Conjura en movimiento
Virtuosos de la Escuela de Bolonia
La desconfianza reina entre los togados. Las gentes buenas, el hombre que estudia o que trabaja, que conoce de la evolución de la política por las noticias de prensa, considera que las bases de la democracia son firmes y se fundamentan en la división de poderes, como ocurre en casi todas las naciones, incluso en las que tienen gobiernos autoritarios de facto o que se disfrazan con el barniz electoral para justificar sus desmanes contra la libertad. En Colombia, una democracia imperfecta, en constante evolución y sometida a lo largo de su existencia a la prueba de fuego de los violentos se sustenta el poder mayoritario en función del ejercicio ciudadano del derecho a elegir o ser elegido, que se expresa en las urnas. Esa es nuestra democracia, en donde se supone que los poderes Ejecutivo, Legislativo y Judicial le sirven al Estado, junto con los organismos de control, para realizar su gestión, según lo dispone la Constitución. Por su parte, las Fuerzas Armadas, que no son deliberantes, menos aún en un país amenazado por los terroristas en la zona periférica y, ocasionalmente, en las grandes urbes, vigilan que no se repita de improviso un intento de asalto al Palacio de Justicia u otra institución, que ponga en jaque al sistema. En Colombia las elecciones se efectúan a normalmente, el voto se respeta y se combate el fraude. Acosados militarmente los subversivos de las Farc, despachados varias docenas de sus jefes al otro mundo y empujados a sus madrigueras o exilados en terceros países, en los que curan sus heridas para eludir una inevitable aniquilación en combate, prefieren negociar en La Habana, a sabiendas que la izquierda ha llegado al poder por el voto en casi toda Hispanoamérica, en tanto los alzados en armas generalmente son derrotados militarmente. En otros países bombardeados por las potencias o en conflicto bélico interno, mediante la guerra insurreccional avanzan con singular potencia las milicias y las turbas armadas, dejando en ruinas el terruño, desgarradas las comunidades, al tiempo que crece el desangre en el que se ahogan hasta las esperanzas.

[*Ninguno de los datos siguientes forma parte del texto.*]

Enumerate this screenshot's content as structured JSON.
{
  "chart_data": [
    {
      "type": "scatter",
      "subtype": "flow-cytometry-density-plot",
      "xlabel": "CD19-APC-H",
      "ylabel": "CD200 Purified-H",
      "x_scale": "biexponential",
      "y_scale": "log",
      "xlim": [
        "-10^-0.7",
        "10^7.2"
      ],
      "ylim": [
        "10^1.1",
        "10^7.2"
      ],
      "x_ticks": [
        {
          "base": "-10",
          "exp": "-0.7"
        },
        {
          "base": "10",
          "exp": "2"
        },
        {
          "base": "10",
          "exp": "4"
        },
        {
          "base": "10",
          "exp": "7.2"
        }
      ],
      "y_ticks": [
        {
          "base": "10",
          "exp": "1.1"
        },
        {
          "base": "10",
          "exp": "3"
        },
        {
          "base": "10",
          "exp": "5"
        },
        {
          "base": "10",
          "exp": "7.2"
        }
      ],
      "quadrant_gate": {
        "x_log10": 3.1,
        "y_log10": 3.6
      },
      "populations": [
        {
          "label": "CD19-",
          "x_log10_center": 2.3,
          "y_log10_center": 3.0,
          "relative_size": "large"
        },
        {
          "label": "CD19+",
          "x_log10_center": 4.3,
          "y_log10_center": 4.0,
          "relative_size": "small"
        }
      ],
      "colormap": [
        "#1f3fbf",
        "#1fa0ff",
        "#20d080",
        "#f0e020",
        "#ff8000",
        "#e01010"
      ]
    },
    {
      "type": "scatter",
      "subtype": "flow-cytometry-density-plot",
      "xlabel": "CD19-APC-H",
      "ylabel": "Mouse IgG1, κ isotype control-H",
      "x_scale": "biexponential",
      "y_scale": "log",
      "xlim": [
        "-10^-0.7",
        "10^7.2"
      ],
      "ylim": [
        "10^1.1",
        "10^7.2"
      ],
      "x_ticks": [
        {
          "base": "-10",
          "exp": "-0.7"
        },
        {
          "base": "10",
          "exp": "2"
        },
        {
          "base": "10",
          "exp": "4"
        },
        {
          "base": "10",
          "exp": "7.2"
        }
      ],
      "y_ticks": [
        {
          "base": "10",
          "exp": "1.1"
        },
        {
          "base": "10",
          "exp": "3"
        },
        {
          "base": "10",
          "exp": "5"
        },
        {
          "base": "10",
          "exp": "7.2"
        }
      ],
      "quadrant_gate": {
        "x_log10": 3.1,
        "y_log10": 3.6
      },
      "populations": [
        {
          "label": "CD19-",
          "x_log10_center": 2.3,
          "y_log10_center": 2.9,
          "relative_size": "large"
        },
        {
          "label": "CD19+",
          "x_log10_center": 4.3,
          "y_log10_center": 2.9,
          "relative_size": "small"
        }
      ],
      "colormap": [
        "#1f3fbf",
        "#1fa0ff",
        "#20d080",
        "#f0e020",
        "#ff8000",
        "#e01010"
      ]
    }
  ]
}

La relativa tranquilidad que se goza en las grandes urbes colombianas, como la lealtad de los soldados a la democracia, determina que la sociedad duerma tranquila a la espera de que se firme el acuerdo de paz en La Habana. Todo ello sin que la ingenua opinión pública tenga, en apariencia, motivos de preocupación, pueda gritar gol y festejar el Mundial en Brasil, sin sospechar que desde las mismas instituciones se pueda estar gestando una suerte de golpe de Estado, cuyas ambiciones y objetivos a corto y largo plazos apenas se atisban. Se dice que el instrumento de la conjura es un locuaz y conocido abogado aprendiz de Catilina enquistado en el Poder Judicial. La informada periodista María Isabel Rueda, prende el avispero cuando señala: “Sorprende mucho que el ponente que hoy plantea anular la reelección del procurador Alejandro Ordóñez, magistrado Alberto Yepes, hubiera proyectado en mayo, hace escasos dos meses, una ponencia en la que decía absolutamente todo lo contrario: que como la reelección del procurador no está expresamente prohibida por la Constitución, se entiende que está permitida. Según dice él, y hay que creerle, fue producto de sus propias convicciones. ¿Pero darle una vuelta de 180 grados? Si en la primera ponencia estaba tan equivocado, ¿puede que también lo esté en la segunda?”.

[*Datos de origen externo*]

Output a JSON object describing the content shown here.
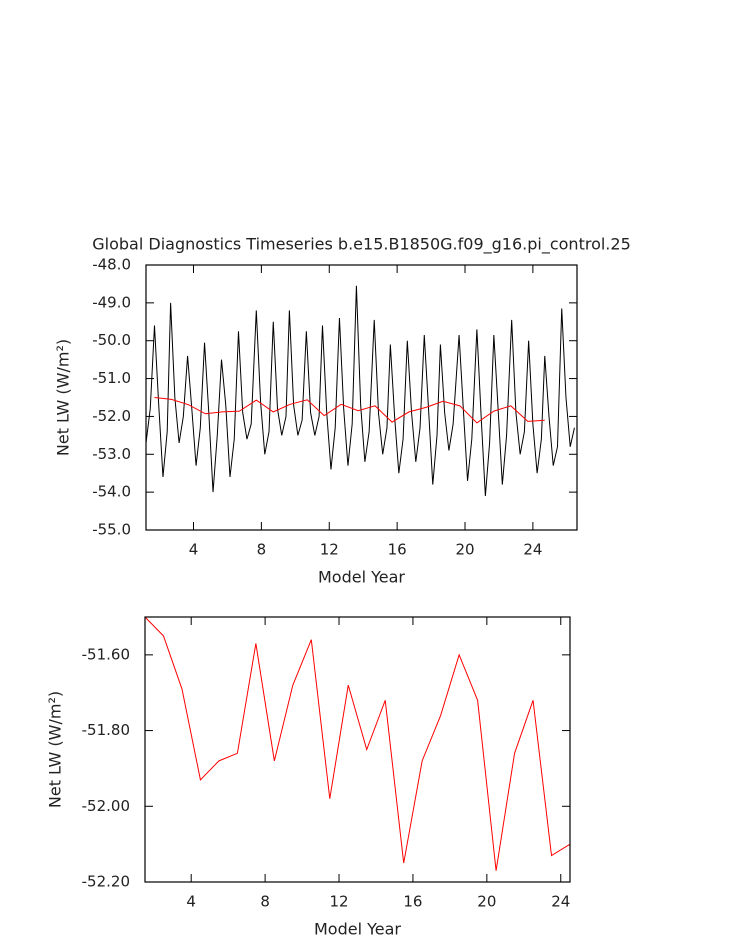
{
  "chart_data": [
    {
      "type": "line",
      "title": "Global Diagnostics Timeseries b.e15.B1850G.f09_g16.pi_control.25",
      "x_label": "Model Year",
      "y_label": "Net LW (W/m²)",
      "xlim": [
        1.2,
        26.6
      ],
      "ylim": [
        -55.0,
        -48.0
      ],
      "xticks": [
        4,
        8,
        12,
        16,
        20,
        24
      ],
      "yticks": [
        {
          "value": -55.0,
          "label": "-55.0"
        },
        {
          "value": -54.0,
          "label": "-54.0"
        },
        {
          "value": -53.0,
          "label": "-53.0"
        },
        {
          "value": -52.0,
          "label": "-52.0"
        },
        {
          "value": -51.0,
          "label": "-51.0"
        },
        {
          "value": -50.0,
          "label": "-50.0"
        },
        {
          "value": -49.0,
          "label": "-49.0"
        },
        {
          "value": -48.0,
          "label": "-48.0"
        }
      ],
      "series": [
        {
          "color": "#000000",
          "x": [
            1.2,
            1.45,
            1.7,
            1.95,
            2.2,
            2.45,
            2.65,
            2.9,
            3.15,
            3.4,
            3.65,
            3.9,
            4.15,
            4.4,
            4.65,
            4.9,
            5.15,
            5.4,
            5.65,
            5.9,
            6.15,
            6.4,
            6.65,
            6.9,
            7.15,
            7.4,
            7.7,
            7.95,
            8.2,
            8.45,
            8.7,
            8.95,
            9.2,
            9.45,
            9.65,
            9.9,
            10.15,
            10.4,
            10.65,
            10.9,
            11.15,
            11.4,
            11.6,
            11.85,
            12.1,
            12.35,
            12.6,
            12.85,
            13.1,
            13.35,
            13.6,
            13.85,
            14.1,
            14.35,
            14.65,
            14.9,
            15.15,
            15.4,
            15.6,
            15.85,
            16.1,
            16.35,
            16.6,
            16.85,
            17.1,
            17.35,
            17.6,
            17.85,
            18.1,
            18.35,
            18.55,
            18.8,
            19.05,
            19.3,
            19.65,
            19.9,
            20.15,
            20.4,
            20.7,
            20.95,
            21.2,
            21.45,
            21.7,
            21.95,
            22.2,
            22.45,
            22.75,
            23.0,
            23.25,
            23.5,
            23.75,
            24.0,
            24.25,
            24.5,
            24.7,
            24.95,
            25.2,
            25.45,
            25.7,
            25.95,
            26.2,
            26.45
          ],
          "values": [
            -52.7,
            -51.8,
            -49.6,
            -51.7,
            -53.6,
            -52.4,
            -49.0,
            -51.5,
            -52.7,
            -52.0,
            -50.4,
            -51.8,
            -53.3,
            -52.3,
            -50.05,
            -51.9,
            -54.0,
            -52.5,
            -50.5,
            -51.7,
            -53.6,
            -52.6,
            -49.75,
            -51.9,
            -52.6,
            -52.2,
            -49.2,
            -51.6,
            -53.0,
            -52.4,
            -49.5,
            -51.8,
            -52.5,
            -52.0,
            -49.2,
            -51.7,
            -52.5,
            -52.1,
            -49.75,
            -51.9,
            -52.5,
            -52.0,
            -49.6,
            -51.9,
            -53.4,
            -52.3,
            -49.4,
            -51.8,
            -53.3,
            -52.2,
            -48.55,
            -51.7,
            -53.2,
            -52.4,
            -49.45,
            -51.9,
            -53.0,
            -52.3,
            -50.1,
            -52.0,
            -53.5,
            -52.6,
            -50.0,
            -51.9,
            -53.2,
            -52.3,
            -49.85,
            -51.8,
            -53.8,
            -52.5,
            -50.1,
            -51.9,
            -52.9,
            -52.2,
            -49.85,
            -51.8,
            -53.7,
            -52.6,
            -49.7,
            -52.0,
            -54.1,
            -52.7,
            -49.85,
            -51.8,
            -53.8,
            -52.5,
            -49.45,
            -51.9,
            -53.0,
            -52.4,
            -50.0,
            -52.2,
            -53.5,
            -52.6,
            -50.4,
            -52.0,
            -53.3,
            -52.8,
            -49.15,
            -51.5,
            -52.8,
            -52.3
          ]
        },
        {
          "color": "#ff0000",
          "x": [
            1.7,
            2.7,
            3.7,
            4.7,
            5.7,
            6.7,
            7.7,
            8.7,
            9.7,
            10.7,
            11.7,
            12.7,
            13.7,
            14.7,
            15.7,
            16.7,
            17.7,
            18.7,
            19.7,
            20.7,
            21.7,
            22.7,
            23.7,
            24.7
          ],
          "values": [
            -51.5,
            -51.55,
            -51.69,
            -51.93,
            -51.88,
            -51.86,
            -51.57,
            -51.88,
            -51.68,
            -51.56,
            -51.98,
            -51.68,
            -51.85,
            -51.72,
            -52.15,
            -51.88,
            -51.76,
            -51.6,
            -51.72,
            -52.17,
            -51.86,
            -51.72,
            -52.13,
            -52.1
          ]
        }
      ]
    },
    {
      "type": "line",
      "x_label": "Model Year",
      "y_label": "Net LW (W/m²)",
      "xlim": [
        1.5,
        24.5
      ],
      "ylim": [
        -52.2,
        -51.5
      ],
      "xticks": [
        4,
        8,
        12,
        16,
        20,
        24
      ],
      "yticks": [
        {
          "value": -52.2,
          "label": "-52.20"
        },
        {
          "value": -52.0,
          "label": "-52.00"
        },
        {
          "value": -51.8,
          "label": "-51.80"
        },
        {
          "value": -51.6,
          "label": "-51.60"
        }
      ],
      "series": [
        {
          "color": "#ff0000",
          "x": [
            1.5,
            2.5,
            3.5,
            4.5,
            5.5,
            6.5,
            7.5,
            8.5,
            9.5,
            10.5,
            11.5,
            12.5,
            13.5,
            14.5,
            15.5,
            16.5,
            17.5,
            18.5,
            19.5,
            20.5,
            21.5,
            22.5,
            23.5,
            24.5
          ],
          "values": [
            -51.5,
            -51.55,
            -51.69,
            -51.93,
            -51.88,
            -51.86,
            -51.57,
            -51.88,
            -51.68,
            -51.56,
            -51.98,
            -51.68,
            -51.85,
            -51.72,
            -52.15,
            -51.88,
            -51.76,
            -51.6,
            -51.72,
            -52.17,
            -51.86,
            -51.72,
            -52.13,
            -52.1
          ]
        }
      ]
    }
  ]
}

En los círculos mejor informados de la magistratura se habla en voz baja de un asalto al poder que comenzaría con la toma de los organismos de control, sin que ninguno se atreva a hablar por teléfono del asunto, dado que los aparatos están chuzados, quizá por elementos comprometidos en la conjura que opera desde otras esferas del Estado. La desconfianza y la preocupación reinan entre los togados. La táctica es la misma que urde la izquierda derrotada electoralmente en Italia, la que se acuartela en la Universidad de Bolonia, desde donde sus teóricos predican que se deben tomar los organismos judiciales y culturales para derrotar el poder político. Es la conjura que deriva en un sibilino golpe de Estado, que de manera magistral termina por convertir al otrora Berlusconi, prepotente e invencible electoralmente, en frustrado animador de ancianos olvidados por sus familias en hogares estatales.
Los conjurados deben ser osados al impedir que se reúna la sala plena del Consejo de Estado o el Congreso, cuya potestad asaltan por sorpresa, dado que por la Constitución le compete nombrar al procurador. Luego se trataría de dejar un hecho cumplido al presidente Santos, disfrazar de legitimidad el golpe de Estado y colocar allí una ficha. Es un insulto a la democracia colombiana, que no avala esas conjuras y que no va a permitir que tres o cuatro magistrados o un par de conjueces descalabren la división de poderes y la democracia.